Not sure where the information in the above two posts comes from - I read it was University of Colorado pens, not gov't of Colorado pens - and the animals found infected there were elk, not mule deer. And I believe the infected animals to that Neilburg Sask game farm might have come from New Mexico, not Colorado. But I am not going to bother to find those sources. As per Post #31, scapies in sheep was documented in England in 1700's - not sure there is any evidence that "scapies" prion has ever affected the thousands or tens of thousands of human sheep handlers - ever - since then.
 
Not sure where the information in the above two posts comes from - I read it was University of Colorado pens, not gov't of Colorado pens - and the animals found infected there were elk, not mule deer. And I believe the infected animals to that Neilburg Sask game farm might have come from New Mexico, not Colorado. But I am not going to bother to find those sources. As per Post #31, scapies in sheep was documented in England in 1700's - not sure there is any evidence that "scapies" prion has ever affected the thousands or tens of thousands of human sheep handlers - ever - since then.

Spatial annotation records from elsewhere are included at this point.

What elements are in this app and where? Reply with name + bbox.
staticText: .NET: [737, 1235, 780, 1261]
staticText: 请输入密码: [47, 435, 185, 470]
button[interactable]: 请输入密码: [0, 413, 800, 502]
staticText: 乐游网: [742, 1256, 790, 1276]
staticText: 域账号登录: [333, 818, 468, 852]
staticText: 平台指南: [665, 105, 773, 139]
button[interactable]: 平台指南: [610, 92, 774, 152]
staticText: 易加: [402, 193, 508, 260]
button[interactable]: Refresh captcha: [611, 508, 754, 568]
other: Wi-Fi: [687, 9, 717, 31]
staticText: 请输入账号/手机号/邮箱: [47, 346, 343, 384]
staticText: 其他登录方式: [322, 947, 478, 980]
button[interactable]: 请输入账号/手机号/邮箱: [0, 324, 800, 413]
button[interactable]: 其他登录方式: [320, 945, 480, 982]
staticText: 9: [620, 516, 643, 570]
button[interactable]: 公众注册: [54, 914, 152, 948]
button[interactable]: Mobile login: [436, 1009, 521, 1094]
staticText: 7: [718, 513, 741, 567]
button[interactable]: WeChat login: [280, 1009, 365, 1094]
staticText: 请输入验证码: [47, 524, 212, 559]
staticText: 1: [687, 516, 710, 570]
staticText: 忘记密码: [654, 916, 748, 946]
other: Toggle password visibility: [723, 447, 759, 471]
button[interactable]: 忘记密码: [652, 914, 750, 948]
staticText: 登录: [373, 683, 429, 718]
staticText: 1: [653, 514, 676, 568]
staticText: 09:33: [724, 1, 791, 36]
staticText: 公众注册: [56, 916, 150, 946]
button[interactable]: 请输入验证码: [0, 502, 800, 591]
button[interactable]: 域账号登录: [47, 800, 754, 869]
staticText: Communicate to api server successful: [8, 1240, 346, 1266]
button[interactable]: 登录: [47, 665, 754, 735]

I was attending University back in the 80's and thinking of getting into elk farming. I did a lot of research, so I stand by my earlier post. Are not Universities publicy owned and hence "government institutions"? The infected animals were most definitely Mule deer and they ( the survivors) were released back into the wild at the end of the study. I agree that the risk of the prion jumping species is extremely rare.
If you talk to the elk ranchers in Saskatchewan, the standard line is that the disease has always been here. (Something you implied as a possiblity in an earlier post.) That is clearly not the case. It was spread by trucking elk to various locations.
 
Mass Culling is Dumb but what do you expect from the Govt and "Experts".

It is exactly how natural selection works, some will be resistant or immune and will be more successful at breeding.